Judges and Supreme Court Justices are required to be bound by an Oath or Affirmation, the constitution does not provide the verbiage for oaths of office, rather Congress has established these with minor modification throughout the history of the United States. The current oath of Office for Justices and Judges is identified by Congress in 28 U.S.C., § 453, Oaths of Justices and Judges. Release date: 2003-05-15. Each justice or judge of the United States takes the following oath or affirmation before performing the duties of his office:

“I, XXX XXX, do solemnly swear (or affirm) that I will administer justice without respect to persons, and do equal right to the poor and to the rich, and that I will faithfully and impartially discharge and perform all the duties incumbent upon me as XXX under the Constitution and laws of the United States.  So help me God.”

This oath or affirmation drives a basic question, “Does an oath of office retain any relevance for elected officials and appointed positions in today’s United States?” It is a constitutional requirement, but one that seems to have become a Performa ritual by many in public office rather than the statement of a deep felt commitment of responsibility and accountability for those who would lead and serve our nation.

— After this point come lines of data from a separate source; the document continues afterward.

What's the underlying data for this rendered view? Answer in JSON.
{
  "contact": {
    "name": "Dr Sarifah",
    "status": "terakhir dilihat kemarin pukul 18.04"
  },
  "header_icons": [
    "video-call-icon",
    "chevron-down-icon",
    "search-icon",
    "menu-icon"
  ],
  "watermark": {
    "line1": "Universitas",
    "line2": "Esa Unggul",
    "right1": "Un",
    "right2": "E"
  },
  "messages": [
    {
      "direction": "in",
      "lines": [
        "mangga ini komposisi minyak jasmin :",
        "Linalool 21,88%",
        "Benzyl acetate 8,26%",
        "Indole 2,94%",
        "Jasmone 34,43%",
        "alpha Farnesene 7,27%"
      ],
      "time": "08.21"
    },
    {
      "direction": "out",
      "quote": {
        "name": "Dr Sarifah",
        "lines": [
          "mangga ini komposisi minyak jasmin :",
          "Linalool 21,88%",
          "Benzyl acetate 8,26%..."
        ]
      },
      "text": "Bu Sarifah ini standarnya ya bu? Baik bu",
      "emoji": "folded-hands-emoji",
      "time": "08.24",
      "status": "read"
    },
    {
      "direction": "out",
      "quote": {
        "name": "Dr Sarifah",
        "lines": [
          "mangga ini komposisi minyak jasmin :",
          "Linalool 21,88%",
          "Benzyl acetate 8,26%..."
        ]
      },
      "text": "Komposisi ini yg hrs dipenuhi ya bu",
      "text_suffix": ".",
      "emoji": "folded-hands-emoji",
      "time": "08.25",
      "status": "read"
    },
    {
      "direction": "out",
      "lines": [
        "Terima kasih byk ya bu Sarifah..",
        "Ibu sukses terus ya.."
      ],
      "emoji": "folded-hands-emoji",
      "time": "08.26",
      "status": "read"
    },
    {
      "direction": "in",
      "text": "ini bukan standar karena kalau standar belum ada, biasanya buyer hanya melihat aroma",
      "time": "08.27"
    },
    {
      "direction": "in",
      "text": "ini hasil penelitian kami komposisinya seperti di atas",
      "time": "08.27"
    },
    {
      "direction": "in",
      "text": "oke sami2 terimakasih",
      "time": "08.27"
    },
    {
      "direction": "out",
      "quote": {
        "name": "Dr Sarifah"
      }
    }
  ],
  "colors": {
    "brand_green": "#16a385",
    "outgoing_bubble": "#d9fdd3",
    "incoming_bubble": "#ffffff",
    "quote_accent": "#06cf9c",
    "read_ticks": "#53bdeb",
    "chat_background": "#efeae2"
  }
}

If we as citizens continue to view the oaths of office for our elected and appointed officials as binding; then we must ensure that they are honored and enforced.  In the case of Judge Sotomayor, I believe she is unqualified to serve as a Justice on the Supreme Court.  Her repetitive statements over the last two decades indicate that Women, and Latina Women in particular, are superior to others (such as White Men). This calls into question her ability to honor her oath of office as a judge to “…   do solemnly swear (or affirm) that I will administer justice without respect to persons, and…“. Her public statements indicate an inability to views others impartially and equitably, and by extension can she act impartially as a Justice?

Judge Sotomayor has also said:

“The saw is that if you’re going into academia, you’re going to teach, or as Judge Lucero just said, public interest law, all of the legal defense funds out there, they’re looking for people with court of appeals experience, because it is — court of appeals is where policy is made. And I know — and I know this is on tape and I should never say that because we don’t make law, I know.”

This leads me to the observation that if confirmed to the Supreme Court she will become an activist justice making policy from the Supreme Court bench.  An activist judiciary by definition cannot uphold his or her oath of office, particularly the last part of that oath reading: “…that I will faithfully and impartially discharge and perform all the duties incumbent upon me as XXX under the Constitution and laws of the United States.  So help me God.

The constitution does not provide for the Judiciary to make policy or make law. If it did provide for that capability there would be no need for the Legislative or Executive branches of our Federal Government. If the judiciary were legitimately able to make policy and law there would be no checks and balances in our Federal Government. Our constitution would be meaningless, a document that can be simply dismissed as irrelevant by a Supreme Authority that makes law and policy as it sees fit.